HCII Seminar Series - Nazanin Andalibi
Nazanin (Naz) Andalibi
Assistant Professor, University of Michigan School of Information
This seminar will be presented virtually.
"Where is the Human in Emotion Recognition/AI Technologies?"
Emotions are powerful, mediate humans’ experiences with their surroundings, and impact decision-making and attention online and off. Sharing and signaling one’s emotions to other humans can be beneficial, but involves privacy calculations and complex decision-making processes. Indeed, human emotions are deeply personal and contextual. Yet, artificial intelligence (AI) algorithms that claim to recognize, detect, predict, and infer emotions, emotional states, and mental health status — broadly referred to as emotion recognition/AI — are on the rise. Emotion recognition/AI uses data sources such as social media behavior, streaming service use, voice, facial expressions, biometrics, and body language in ways often unknown to data subjects.
Interdisciplinary critical emotion recognition/AI discourse centers validity concerns, racial bias, misalignments with emotion theories, and calls to ban it until more is known about its harms and risks. In this talk, I will share my recent mixed methods work on: 1) data subjects’ attitudes toward and conceptions of emotion recognition/AI; and 2) inventors’ conceptions and justifications of emotion recognition/AI developed in contexts such as work and mental health. I will conclude by discussing this work’s implications and future directions. I advocate for human-centered, relational ethics, and justice-oriented approaches in the design, development, deployment, evaluation, and regulation of emotion recognition/AI.
Dr. Nazanin Andalibi is an Assistant Professor at the University of Michigan School of Information. She is also affiliated with the Center for Social Media Responsibility, the Center for Ethics, Society, and Computing, and the Digital Studies Institute. Her research interests are in social computing and HCI. Her work centers around relationships between emotions, identity, and technologies in contexts ranging from social media to artificial intelligence, often with attention to marginalization, social positions, and power.
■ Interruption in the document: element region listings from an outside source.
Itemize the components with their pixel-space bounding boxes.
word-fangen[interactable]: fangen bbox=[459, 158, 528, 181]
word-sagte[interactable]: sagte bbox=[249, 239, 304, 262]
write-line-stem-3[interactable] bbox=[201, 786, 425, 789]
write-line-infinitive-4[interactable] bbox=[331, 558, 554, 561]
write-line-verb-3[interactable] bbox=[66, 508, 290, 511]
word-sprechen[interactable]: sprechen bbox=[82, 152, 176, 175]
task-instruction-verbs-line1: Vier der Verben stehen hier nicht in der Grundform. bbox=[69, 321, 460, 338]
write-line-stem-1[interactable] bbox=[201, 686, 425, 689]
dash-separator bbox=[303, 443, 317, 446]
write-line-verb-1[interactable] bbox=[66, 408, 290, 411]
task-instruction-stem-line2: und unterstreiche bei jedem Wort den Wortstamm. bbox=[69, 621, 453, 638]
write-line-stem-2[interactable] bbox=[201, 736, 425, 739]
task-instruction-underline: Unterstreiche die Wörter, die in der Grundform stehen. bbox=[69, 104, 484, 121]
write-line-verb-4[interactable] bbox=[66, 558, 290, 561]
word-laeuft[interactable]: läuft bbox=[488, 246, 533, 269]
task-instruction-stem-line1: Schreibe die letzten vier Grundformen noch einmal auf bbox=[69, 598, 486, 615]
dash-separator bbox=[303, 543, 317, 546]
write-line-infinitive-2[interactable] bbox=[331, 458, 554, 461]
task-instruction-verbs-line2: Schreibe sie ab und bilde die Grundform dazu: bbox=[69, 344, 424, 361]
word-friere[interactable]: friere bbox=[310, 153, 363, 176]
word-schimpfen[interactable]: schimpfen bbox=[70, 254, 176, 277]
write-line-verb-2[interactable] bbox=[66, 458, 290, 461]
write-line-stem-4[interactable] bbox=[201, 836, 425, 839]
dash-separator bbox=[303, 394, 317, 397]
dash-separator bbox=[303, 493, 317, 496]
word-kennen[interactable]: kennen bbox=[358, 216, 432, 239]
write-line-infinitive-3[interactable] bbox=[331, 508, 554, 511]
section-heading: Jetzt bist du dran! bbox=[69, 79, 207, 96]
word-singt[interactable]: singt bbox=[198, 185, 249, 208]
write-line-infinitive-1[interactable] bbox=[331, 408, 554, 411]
Andalibi's scholarship informs theory, design, activism, and policy for socio-technical futures that foreground marginalized individuals’ values and needs to support qualities such as wellbeing, privacy, ethics, and justice. Andalibi’s work is published in venues including ACM CHI, CSCW, TOCHI, JMIR, and New Media and Society, and featured by media outlets such as CNN, Fast Company, and Huffington Post. Her publications have received Best Paper and Honorable Mention Awards at ACM CHI and CSCW and her work is sponsored by the National Science Foundation and the Digital Studies Institute.